La trasparenza è il must have che dovrebbe accompagnare tutte le attività digitali di un brand e l’attività degli influencer non ne è esclusa.
La tendenza è quella di portare chiarezza sulla forza dirompente di blog, vlog e la diffusione di video e foto da parte di personaggi capaci di spostare le scelte di comportamento e di acquisto dei propri follower. L’Autorità Antitrust stessa con la lettera Moral Suasion ha sollevato la stringente necessità di regolamentazione di tale pratica pubblicitaria.

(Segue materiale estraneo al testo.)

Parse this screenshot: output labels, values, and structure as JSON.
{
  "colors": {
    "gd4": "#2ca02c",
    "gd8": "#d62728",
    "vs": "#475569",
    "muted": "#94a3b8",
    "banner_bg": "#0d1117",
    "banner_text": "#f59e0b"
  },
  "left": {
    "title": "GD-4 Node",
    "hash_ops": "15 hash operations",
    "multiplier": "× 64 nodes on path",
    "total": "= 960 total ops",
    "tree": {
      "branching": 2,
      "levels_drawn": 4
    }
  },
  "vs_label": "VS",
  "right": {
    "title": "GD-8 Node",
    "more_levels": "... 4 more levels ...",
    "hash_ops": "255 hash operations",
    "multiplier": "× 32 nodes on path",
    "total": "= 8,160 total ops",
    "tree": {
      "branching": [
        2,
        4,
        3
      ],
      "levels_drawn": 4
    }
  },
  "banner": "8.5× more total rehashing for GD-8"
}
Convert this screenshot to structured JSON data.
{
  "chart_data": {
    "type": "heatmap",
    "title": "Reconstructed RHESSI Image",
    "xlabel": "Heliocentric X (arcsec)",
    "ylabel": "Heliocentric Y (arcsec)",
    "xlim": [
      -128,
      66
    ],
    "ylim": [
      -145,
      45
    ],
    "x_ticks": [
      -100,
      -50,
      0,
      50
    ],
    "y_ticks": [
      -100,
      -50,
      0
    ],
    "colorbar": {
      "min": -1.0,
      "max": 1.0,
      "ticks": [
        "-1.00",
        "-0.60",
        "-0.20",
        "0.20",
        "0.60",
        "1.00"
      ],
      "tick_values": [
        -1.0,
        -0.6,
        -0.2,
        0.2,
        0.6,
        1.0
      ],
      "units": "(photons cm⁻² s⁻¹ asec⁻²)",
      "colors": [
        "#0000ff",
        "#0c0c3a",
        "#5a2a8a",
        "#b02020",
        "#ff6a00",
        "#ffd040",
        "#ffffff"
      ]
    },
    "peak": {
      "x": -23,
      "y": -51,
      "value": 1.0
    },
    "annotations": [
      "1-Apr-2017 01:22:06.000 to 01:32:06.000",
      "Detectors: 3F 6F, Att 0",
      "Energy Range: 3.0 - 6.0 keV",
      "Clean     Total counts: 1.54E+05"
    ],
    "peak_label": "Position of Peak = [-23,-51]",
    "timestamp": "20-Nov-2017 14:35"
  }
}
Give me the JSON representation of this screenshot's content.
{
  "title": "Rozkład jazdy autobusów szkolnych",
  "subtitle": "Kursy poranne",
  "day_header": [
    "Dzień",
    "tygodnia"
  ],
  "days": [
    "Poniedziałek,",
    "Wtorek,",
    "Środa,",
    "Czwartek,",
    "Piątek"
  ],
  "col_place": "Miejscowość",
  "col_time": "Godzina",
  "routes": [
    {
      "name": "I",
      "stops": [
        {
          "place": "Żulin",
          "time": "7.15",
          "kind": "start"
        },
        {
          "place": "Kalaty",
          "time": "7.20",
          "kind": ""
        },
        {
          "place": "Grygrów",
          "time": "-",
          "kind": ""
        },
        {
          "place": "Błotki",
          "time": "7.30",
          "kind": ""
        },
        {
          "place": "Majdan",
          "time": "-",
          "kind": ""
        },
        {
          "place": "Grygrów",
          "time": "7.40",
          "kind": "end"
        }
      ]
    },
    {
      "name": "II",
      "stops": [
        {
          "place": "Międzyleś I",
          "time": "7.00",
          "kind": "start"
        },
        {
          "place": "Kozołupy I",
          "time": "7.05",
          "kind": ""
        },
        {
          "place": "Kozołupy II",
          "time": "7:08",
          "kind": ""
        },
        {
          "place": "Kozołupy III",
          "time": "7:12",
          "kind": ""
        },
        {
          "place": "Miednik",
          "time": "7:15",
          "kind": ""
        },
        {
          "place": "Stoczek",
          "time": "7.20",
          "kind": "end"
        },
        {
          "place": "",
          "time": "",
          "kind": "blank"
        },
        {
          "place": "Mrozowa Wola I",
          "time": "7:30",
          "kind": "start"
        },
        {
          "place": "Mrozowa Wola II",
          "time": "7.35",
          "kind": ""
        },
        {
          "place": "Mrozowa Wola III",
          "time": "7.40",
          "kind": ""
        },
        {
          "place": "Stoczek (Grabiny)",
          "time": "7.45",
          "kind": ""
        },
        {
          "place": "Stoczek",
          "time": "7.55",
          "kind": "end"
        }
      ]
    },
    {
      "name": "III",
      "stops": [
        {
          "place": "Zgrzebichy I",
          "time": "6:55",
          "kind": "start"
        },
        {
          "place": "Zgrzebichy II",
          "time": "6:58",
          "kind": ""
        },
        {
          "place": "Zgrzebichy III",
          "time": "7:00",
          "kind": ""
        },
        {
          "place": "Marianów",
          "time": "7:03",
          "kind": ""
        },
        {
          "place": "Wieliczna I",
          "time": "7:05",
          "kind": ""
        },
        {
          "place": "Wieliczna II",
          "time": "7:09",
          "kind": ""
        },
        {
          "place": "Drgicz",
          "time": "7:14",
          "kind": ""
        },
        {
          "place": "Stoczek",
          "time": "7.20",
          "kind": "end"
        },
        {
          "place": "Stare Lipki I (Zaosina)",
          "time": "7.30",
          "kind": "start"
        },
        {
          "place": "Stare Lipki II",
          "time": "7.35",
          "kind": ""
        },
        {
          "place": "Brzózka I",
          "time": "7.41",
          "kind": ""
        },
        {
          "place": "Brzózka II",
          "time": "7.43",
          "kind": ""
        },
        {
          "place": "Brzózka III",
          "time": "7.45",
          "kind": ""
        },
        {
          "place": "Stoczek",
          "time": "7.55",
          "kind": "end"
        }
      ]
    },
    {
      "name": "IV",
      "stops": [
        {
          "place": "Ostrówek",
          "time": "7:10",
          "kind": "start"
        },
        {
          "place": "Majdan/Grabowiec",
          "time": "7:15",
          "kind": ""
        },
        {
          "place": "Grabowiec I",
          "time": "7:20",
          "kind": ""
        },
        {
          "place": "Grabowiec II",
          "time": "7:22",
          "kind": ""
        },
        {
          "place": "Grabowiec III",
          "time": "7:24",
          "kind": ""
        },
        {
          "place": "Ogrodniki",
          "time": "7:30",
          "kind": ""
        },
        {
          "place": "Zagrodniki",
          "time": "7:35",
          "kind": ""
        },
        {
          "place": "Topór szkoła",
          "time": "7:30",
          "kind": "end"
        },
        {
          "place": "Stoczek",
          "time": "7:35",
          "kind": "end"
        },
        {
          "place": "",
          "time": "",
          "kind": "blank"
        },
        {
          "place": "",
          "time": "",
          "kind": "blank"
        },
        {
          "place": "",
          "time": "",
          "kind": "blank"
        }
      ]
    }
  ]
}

Tutti i contenuti pubblicati da influencer con scopo commerciale dovrebbero contenere hastag quali #avertising, #pubblicità, #sponsorizzato, #inserzioneapagamento, #prodottofornitoda e il tag del brand.
È proprio necessario?
Crediamo di sì, dato che, un’indagine condotta da Twitter, riferisce che il 40% degli utenti afferma di aver comprato un prodotto o un servizio dopo averlo visto usare e promuovere da un influencer. Ecco quindi che l’influnecer può avere un peso più alto rispetto ad altre azioni digitali e dovrebbe dichiarare l’origine della sua azione.
Quelli che potremmo definire i protagonisti di un passaparola 2.0 hanno l’interesse dicostruire un web chiaro e pulito, dove i post spontanei di promozione verso un brand sono una cosa, gli spot remunerati un’altra.
Contribuendo così a rafforzare i legami di fiducia tra influencer, consumatori e brand.